Le jugement frappé d’appel sera infirmé, sauf en ses dispositions relatives aux dépens, M. [G] sera maintenu à ses fonctions de mandataire judiciaire et la période d’observation sera renouvelée pour six mois.
La cause et les parties seront renvoyées devant le tribunal de commerce de Toulon pour désignation des autres organes de la procédure collective et poursuite de la procédure.
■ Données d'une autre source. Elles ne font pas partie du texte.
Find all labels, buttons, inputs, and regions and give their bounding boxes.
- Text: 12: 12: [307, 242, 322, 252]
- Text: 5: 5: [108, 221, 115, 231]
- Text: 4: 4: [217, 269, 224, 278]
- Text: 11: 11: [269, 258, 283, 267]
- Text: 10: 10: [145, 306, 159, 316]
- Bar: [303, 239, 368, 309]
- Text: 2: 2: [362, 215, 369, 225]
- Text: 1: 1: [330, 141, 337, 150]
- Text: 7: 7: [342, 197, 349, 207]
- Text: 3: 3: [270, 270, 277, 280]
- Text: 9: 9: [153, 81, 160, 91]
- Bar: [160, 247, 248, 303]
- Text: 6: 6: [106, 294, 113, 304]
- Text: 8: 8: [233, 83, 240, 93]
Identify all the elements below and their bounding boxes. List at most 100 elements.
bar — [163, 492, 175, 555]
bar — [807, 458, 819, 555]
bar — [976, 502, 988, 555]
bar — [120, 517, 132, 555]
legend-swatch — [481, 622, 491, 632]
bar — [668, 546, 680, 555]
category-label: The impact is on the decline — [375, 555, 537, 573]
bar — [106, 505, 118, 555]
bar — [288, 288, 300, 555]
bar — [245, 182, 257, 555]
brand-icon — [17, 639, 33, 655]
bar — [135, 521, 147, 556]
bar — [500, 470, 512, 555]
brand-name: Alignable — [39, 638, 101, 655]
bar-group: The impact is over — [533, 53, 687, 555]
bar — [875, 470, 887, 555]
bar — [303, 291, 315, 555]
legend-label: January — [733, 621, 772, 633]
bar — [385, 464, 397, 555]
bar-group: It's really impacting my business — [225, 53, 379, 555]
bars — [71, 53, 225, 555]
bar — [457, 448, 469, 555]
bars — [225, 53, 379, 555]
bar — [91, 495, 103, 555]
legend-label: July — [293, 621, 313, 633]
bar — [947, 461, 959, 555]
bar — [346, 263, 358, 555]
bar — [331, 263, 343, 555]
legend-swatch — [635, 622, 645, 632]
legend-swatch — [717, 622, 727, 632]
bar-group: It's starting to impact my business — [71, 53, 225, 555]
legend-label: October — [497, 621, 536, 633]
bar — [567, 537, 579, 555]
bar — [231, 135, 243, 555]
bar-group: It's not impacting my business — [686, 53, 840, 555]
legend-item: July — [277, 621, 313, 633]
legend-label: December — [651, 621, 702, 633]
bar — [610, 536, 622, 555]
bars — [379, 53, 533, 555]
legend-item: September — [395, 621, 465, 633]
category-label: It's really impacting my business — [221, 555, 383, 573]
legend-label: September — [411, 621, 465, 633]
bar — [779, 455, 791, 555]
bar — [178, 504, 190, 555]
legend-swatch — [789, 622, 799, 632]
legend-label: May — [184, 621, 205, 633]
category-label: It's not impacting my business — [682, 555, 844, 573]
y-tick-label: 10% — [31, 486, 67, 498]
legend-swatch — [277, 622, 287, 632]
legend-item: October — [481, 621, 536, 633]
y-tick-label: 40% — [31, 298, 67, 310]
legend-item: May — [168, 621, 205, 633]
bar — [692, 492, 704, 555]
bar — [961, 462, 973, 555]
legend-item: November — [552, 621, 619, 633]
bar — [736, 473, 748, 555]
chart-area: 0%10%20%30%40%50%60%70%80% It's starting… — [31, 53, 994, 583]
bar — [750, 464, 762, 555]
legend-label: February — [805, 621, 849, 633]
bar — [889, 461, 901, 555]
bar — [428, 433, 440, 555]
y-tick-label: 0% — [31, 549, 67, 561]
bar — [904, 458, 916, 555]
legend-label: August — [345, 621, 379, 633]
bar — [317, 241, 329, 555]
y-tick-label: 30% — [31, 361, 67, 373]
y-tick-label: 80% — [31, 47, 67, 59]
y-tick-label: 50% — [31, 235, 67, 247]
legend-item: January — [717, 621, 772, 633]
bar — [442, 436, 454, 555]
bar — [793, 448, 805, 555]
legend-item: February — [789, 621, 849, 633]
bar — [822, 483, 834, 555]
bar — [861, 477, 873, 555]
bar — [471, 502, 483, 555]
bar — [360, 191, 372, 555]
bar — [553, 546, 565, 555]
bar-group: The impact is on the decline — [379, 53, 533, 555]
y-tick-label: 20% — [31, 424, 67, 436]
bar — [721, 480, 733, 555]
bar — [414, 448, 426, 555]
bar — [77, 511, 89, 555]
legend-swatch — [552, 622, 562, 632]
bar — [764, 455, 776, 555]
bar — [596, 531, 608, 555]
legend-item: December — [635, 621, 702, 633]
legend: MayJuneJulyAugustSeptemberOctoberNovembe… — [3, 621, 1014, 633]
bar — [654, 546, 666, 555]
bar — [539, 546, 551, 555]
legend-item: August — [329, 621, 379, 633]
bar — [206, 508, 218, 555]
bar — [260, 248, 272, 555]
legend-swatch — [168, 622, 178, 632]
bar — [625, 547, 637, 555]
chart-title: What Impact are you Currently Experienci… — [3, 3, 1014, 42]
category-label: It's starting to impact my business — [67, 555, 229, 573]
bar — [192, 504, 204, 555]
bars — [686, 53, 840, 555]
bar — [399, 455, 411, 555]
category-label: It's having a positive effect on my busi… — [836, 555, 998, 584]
4)Les dépens de la procédure d’appel seront employés en frais privilégiés de la procédure collective ouverte au bénéfice de la société [F] [V] [T].
PAR CES MOTIFS
La cour statuant publiquement, après débats publics et par arrêt rendu par défaut et mis à disposition au greffe ;
Déboute la société [F] [V] [T] de sa demande d’annulation du jugement frappé d’appel ;
Infirme le jugement rendu le 8 avril 2025 par le tribunal de commerce de Toulon en toutes ses dispositions sauf en ce qu’il a employé les dépens en frais privilégiés de la procédure collective ;
Statuant à nouveau des chefs d’infirmation et y ajoutant ;
Déboute M. [G] de sa demande de conversion du redressement judiciaire en liquidation judiciaire ;
Maintient M. [G] en qualité de mandataire judiciaire ;
Ordonne la poursuite de la période d’observation pour une durée de six mois ;
Renvoie la cause et les parties devant le tribunal de commerce de Toulon pour désignation des autres organes de la procédure collective et poursuite de la procédure ;
Ordonne la publication des formalités légales à la diligence du greffe ;
Ordonne l’emploi des dépens d’appel en frais privilégiés de la procédure collective de la société [F] [V] [T].